How do we alter consumers’ energy habits?

Date: 19/02/2018

20 council flats in the Danish city of Aarhus are a living lab for a new EU project which will examine how consumers may wilingly alter their energy habits in order to utilise green electricity and heat and gain economic profit.

20 council flats in Aarhus are a living lab for a new EU project.
All though, more and more electricity is produced by solar and wind power, the energy not optimally utilised. The challenge lies in the way electricity and heat is consumed today. Peak loads occur in the energy production, which has a negative effect on the environment because it requires a temporary replacement in energy supply from renewable energy sources to coal and oil.

If the energy consumption were to adapt to the production, great environmental profit could be gained from it.

A new EU research project will examine the measures needed for people to willingly postpone their consumption of electricity and heat to another time in the day, where the electricity in their sockets is green.

The project, which has been entitled ‘Respond’, has achieved EU funding of EUR 3 million.

The project’s Danish partners are presented by Aura Counselling (Aura Rådgivning), the housing association Alboa, Aalborg Universitet (Danish Building Research Institute, SBi) and Develco Products. Besides Denmark, researchers and experts in data and human behaviour from the countries of Spain, Ireland, the Czech Republic and Serbia are also involved in the project.

Uniform consumption patterns cause peak loads
Danes’ energy consumption more or less follows the same pattern; from the light is switched on in the morning and many take a shower to the consumption of television or Netflix in the evening before bed.

Because of this, there is basis for an examination of possible initiatives to influence everyday energy habits and shift a part of the consumption away from peak loads.

“Offhand, the prospect of changing one’s behavioral pattern significantly during busy weekdays may seem difficult but changing our routines for when we wash clothes, prepare meals or start the dishwasher is perhaps more realistic. It is not entirely unrealistic to imagine such a change – especially not if economic gain can be made from it”, says energy consultant Lisbet Stryhn Rasmussen from Aura Counselling.

Three test environments
In connection to the project, three living test environments have been established. The twenty council flats from the housing association Alboa in Aarhus is one of them.

The twenty council flats will deliver consumption data to the project. Each flat has been installed with intelligent electricity and heat meters as well as smart thermostats. Though an app, residents can monitor their consumption and receive information about, for instance, humidity and the indoor climate.
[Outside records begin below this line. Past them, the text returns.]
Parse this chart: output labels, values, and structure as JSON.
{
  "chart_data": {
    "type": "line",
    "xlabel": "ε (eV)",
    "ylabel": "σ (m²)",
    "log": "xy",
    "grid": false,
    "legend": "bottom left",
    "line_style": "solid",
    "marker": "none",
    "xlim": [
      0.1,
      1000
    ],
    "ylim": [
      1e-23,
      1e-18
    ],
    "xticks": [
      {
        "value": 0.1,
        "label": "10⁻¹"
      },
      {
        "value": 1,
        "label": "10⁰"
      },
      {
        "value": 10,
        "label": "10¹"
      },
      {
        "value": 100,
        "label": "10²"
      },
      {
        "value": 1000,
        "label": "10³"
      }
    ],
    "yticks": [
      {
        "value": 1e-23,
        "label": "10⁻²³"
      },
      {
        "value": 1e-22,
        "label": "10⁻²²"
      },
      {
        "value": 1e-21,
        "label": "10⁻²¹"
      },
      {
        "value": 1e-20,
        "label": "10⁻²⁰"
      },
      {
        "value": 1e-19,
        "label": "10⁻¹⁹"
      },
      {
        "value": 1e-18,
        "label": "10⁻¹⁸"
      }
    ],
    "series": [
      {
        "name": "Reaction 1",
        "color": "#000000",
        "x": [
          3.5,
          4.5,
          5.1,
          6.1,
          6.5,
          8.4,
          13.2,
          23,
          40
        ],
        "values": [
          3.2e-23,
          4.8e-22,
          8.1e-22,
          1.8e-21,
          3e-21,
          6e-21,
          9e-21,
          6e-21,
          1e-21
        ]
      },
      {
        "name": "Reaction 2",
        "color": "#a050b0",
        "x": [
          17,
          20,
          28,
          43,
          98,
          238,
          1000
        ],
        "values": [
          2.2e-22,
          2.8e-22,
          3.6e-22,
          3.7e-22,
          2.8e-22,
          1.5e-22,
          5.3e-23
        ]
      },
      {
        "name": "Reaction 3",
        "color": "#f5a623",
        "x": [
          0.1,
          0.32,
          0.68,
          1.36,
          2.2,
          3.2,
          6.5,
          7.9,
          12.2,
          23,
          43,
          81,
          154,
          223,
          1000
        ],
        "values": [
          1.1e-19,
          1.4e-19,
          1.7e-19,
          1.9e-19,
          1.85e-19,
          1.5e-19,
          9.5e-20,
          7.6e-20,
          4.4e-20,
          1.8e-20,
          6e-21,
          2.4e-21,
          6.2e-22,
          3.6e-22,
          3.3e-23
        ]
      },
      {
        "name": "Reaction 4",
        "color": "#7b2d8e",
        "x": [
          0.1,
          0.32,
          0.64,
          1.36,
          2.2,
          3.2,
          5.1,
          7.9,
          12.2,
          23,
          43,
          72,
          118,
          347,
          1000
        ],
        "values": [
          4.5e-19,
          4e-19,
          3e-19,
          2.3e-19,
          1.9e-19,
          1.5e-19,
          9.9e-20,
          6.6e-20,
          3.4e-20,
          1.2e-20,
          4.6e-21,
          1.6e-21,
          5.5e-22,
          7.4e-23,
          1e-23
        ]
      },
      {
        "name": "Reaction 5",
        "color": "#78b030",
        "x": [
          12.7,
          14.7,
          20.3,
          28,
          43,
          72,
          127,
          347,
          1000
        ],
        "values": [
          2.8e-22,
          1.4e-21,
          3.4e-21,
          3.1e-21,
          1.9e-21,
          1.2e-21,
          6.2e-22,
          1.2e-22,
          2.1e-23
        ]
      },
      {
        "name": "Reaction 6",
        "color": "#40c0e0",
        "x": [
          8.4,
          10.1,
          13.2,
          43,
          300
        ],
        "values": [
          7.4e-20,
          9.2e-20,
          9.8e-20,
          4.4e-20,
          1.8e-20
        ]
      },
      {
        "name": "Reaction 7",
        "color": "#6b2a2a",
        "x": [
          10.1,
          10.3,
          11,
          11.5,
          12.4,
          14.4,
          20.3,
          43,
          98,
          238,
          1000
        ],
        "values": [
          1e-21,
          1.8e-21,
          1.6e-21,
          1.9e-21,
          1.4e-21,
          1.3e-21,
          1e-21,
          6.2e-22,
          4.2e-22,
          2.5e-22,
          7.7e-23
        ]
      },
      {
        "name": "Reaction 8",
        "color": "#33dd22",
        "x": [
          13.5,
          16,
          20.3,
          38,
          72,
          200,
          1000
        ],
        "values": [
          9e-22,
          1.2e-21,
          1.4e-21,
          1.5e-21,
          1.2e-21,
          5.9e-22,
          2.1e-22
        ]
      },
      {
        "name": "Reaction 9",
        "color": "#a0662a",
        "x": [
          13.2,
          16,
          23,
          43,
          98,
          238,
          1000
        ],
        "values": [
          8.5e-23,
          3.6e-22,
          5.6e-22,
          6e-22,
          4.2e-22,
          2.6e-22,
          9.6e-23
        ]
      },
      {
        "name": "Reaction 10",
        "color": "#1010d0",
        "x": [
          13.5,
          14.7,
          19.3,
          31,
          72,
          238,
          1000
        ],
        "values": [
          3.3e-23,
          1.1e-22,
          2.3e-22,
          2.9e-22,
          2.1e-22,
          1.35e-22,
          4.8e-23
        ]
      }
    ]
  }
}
“It will be exciting to see how the residents experience the installed products as assistance in their everyday lives. We [Alboa] are also involved in this project in order to achieve the best possible utilisation of the department’s own production of solar power as it may cause economic gain, which will benefit the residents. I look forward to following the families closely during the course of this project”, says Niels Munthe, the Energy Manager at Alboa.

Besides the twenty council flats in Aarhus, tests will also be carried out in a co-operative society on the Aran Islands in Ireland and in a private apartment complex in Madrid, Spain.